Department of Louisiana Membership Chairman Larry Abshire, left, congratulates Legionnaire Carl Moore following the activation of American Legion Post 450 in Shreveport, La.

Giving back to their community

There was a time when American Legion Jones Hollingsworth Post 525 in the Cooper Road area of Shreveport, La., was a thriving part of the community, as well as a strong force within the Department of Louisiana.

Chartered in 1966 and named for two black Shreveport servicemembers killed in World Wars I and II, the post “in its prime supported every function of The American Legion,” according to Louisiana Alternate National Executive Committeeman Harold D. Burson.

But for various reasons, the post closed its doors in 2002, taking that strong presence with it. Now, a group of current and former Cooper Road residents are reviving it.

On Martin Luther King Jr. Day, Cooper Road Post 450 – once a dream of former Cooper Road resident and U.S. Army veteran Carl Moore – became a reality. During a ceremony on the campus of Southern University-Shreveport, the post signed up or transferred enough new or current members to apply for a charter.

Moore, an ROTC student while attending Southern University-Baton Rouge, is from a military family. His father served in the Air Force, as did one of his brothers; another brother is a U.S. Marine.

But while Moore’s inspiration to join the military came from his family, his desire to bring The American Legion back to Cooper Road came from growing up in the area. Shreveport has a majority-black population, and its streets are named after George Washington Carver, Booker T. Washington, Joe Louis and other famous black Americans.

“We have a community where there’s nearly a veteran on every street,” Moore said. “When 525 was active, it had more than 500 members. To have a predominantly black American Legion post in an area that’s as old, historical and rich as this one, we should have had a post a long time ago.”
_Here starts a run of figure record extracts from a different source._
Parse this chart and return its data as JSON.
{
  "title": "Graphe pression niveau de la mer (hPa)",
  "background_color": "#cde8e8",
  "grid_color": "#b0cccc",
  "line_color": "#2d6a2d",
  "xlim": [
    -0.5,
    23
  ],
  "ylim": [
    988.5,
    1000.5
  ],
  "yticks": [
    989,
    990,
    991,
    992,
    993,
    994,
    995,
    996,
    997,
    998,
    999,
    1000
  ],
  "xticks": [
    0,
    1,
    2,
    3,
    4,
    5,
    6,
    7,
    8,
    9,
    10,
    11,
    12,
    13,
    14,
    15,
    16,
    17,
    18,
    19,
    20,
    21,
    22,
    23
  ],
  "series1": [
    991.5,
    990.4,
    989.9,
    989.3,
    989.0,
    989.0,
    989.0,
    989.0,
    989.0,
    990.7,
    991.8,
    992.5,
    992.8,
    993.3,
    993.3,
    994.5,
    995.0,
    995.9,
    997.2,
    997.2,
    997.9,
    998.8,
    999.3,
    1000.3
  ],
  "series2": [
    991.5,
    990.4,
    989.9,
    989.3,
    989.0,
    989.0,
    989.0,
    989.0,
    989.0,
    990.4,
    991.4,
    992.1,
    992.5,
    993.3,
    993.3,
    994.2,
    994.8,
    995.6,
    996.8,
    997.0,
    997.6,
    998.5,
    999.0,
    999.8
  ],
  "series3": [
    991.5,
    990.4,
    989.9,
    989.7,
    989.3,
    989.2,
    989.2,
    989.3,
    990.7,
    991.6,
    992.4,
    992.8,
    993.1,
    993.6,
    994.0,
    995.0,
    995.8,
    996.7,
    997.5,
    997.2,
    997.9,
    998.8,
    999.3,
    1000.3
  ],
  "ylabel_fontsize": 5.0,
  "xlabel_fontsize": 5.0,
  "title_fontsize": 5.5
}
A schoolteacher for the past 20 years, Moore wants the post to mean something to everyone in the Cooper Road area.

“We’re fighting two wars right now,” he said. “A lot of kids coming home need help. They don’t have anywhere to go to get assistance. I want to have a place where they can go when they do come home.

“But I want to have something that will help all of the community. I want to do something special for a whole lot of people. I know it’s a process, but I do know I’ve got a lot of help.”

That help comes from friends like retired U.S. Army Sgt. Danny Gilliam, retired U.S. Air Force Master Sgt. Carl Harris, and retired U.S. Army Col. Anthony Williams. All of them have ties to Cooper Road and were contacted by the resilient Moore about getting the post started.

It was Williams who put Moore in touch with American Legion National Membership Director Billy Johnson. Williams and Johnson served together in Germany more than 20 years ago.

Like Moore, Williams feels a sense of obligation to the post’s community.

“Cooper Road has been good to us,” he said. “Most of us grew up not knowing what we had. People in our past taught us some important things. They taught us discipline. That discipline allowed us to go where we needed to go.”

And like Moore, Williams has big plans for Post 450’s future.

“Purpose always creates vision,” he said. “As you can see, we have a vision for the future, and I think the vision always creates passion to really do what we’re called to do. At the end of the day, we really want to make a difference in the lives of people.

“We’re not going to try. We are going to establish Post 450. We are going to build a 21st century building somewhere in the city. We are going to help our veterans. We’re going to make a difference in their lives. We are going to do programs, scholarships, things The American Legion is all about. We’re not going to sit around and talk about how we got the post established, and then a year from now not be doing anything. We’re going to do something.”

That why’s Lisa Simmons, a U.S. Air Force retiree, was at the Martin Luther King Jr. Day meeting. It’s also why she joined immediately following it.

“I know Anthony Williams. He and I grew up together,” Simmons said. “He told me what they were trying to do. I have a drive to serve and help out, and when he told me they wanted to start up this post ... I came out. I see a lot of energized people. I’m going to do my part.”

Simmons was one of 15 new members who signed up following the meeting, which impressed Johnson.

“Typically we do a lot of work up front, making lists and calling people and going out, trying to gather that 15 to 20 members needed to form a post,” Johnson said. “This is unusual, to have everyone come here the first night and make the work a lot simpler. You are already interested in bringing the Legion and what it has to offer to this community.

“You have all the elements in place. You have a history in place. You are trying to recognize what others have done for you, that there was someone who came before us who made a difference in our lives. It’s those little things you want to give back to those who are coming up behind you.”

Moore said the birth of Post 450 couldn’t have happened on a better day. “Every year when we celebrate our anniversary, that means we are going to celebrate on the same day as the Martin Luther King holiday,” he said. “You can’t get any better than that.”